Letters to the Editor: For Folly Beach and Charleston, its all about the money
I read a June 3 letter to the editor on the cruise ship industry, and I sympathize with the writer’s frustration. I could have written a very similar letter about my home, Folly Beach.
He and his neighbors are trying to get a handle on the human traffic around their homes and maintain the character of their city.
They are speaking out, organizing, and doing all they can to preserve their environment. For this they are accused of an anti-business attitude and being called “snobs.”
All they are asking for is a say in decisions being made that affect their daily lives.
I’m afraid they’re fighting a losing battle. The Port Authority is a “for profit” state entity that is free by their “enabling legislation” to do pretty much whatever they deem necessary to make money.
I’m not anti-business or anti-port. I retired from there. The Port provides a lot of jobs for folks here and all over the state. But they really don’t care what people may think of their means or methods of accomplishing that goal.
I wouldn’t be too hard on Mayor Joe Riley either. He knows this and he’s just being pragmatic. He has no more power over the Port than the writer does.
The sad thing is what we are losing. There is or was an almost sacredness to the old areas on the peninsula that people respected and a decorum that was observed by folks who wandered through the neighborhoods admiring the gardens and beautiful old homes.

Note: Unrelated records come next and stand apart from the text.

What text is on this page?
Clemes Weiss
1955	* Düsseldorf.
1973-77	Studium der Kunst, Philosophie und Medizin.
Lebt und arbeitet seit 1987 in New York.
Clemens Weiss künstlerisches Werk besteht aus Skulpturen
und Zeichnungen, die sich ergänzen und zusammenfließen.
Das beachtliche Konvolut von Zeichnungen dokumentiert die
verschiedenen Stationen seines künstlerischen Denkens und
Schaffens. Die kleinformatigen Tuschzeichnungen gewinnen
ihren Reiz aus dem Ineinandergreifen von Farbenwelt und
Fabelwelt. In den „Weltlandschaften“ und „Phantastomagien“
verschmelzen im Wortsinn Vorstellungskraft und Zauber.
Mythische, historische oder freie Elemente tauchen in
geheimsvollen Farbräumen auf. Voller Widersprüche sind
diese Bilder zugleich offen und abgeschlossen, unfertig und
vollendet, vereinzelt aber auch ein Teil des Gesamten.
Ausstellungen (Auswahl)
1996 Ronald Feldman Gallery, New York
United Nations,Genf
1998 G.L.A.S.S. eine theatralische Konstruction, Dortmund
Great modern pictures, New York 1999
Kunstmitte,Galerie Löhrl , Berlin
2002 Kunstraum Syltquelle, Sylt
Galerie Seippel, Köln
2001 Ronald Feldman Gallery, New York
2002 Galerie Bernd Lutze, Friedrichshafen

With the explosion of condos downtown and now the cruise ship business, it’ll probably never be the same again.
It is similar to what’s happened to Folly Beach. Every weekend in the summer we are overrun by crowds heading out to spend a day at the beach.
Most of us who live here don’t have a problem with that. The beach belongs to everyone. Many of these are families but there are also a lot of disrespectful, rowdy people who view Folly Beach as one big frat party.
Years ago people could take their kids down to the beach, kick back and watch them play in the surf.
Occasionally there were loud radios but they weren’t playing vulgar obscenity-laced songs. People drank but for the most part they behaved themselves and if the cops had to “remind” them where they were they didn’t challenge the officers or call them names. It’s not that way any more. Some of the people I know who have kids take them to “Beach Walker” county park instead.
Folly Beach also once had a certain sacredness to it. Something that was to be protected and preserved. But now on a typical weekend it can take an hour or more in traffic to get from James Island to Folly and if it rains all these people try to leave at once and it can take as long just to get off the island.
And out here, as in Charleston, it’s all about the money. Business people have built or opened more shops, restaurants, and bars than the island people can support so they do whatever it takes (“festivals of the month”) to bring in as many people as they can .
There is nothing wrong with making money except when you do it at the expense of others.
Our city government seems to be more concerned about business owners’ profitability than residents’ livability. Except, of course, at election time. Then every candidate promises to “maintain the Folly we all love.”
I’m afraid that train left the station a long time ago.
I hope the letter writer has better luck with the powers he’s dealing with.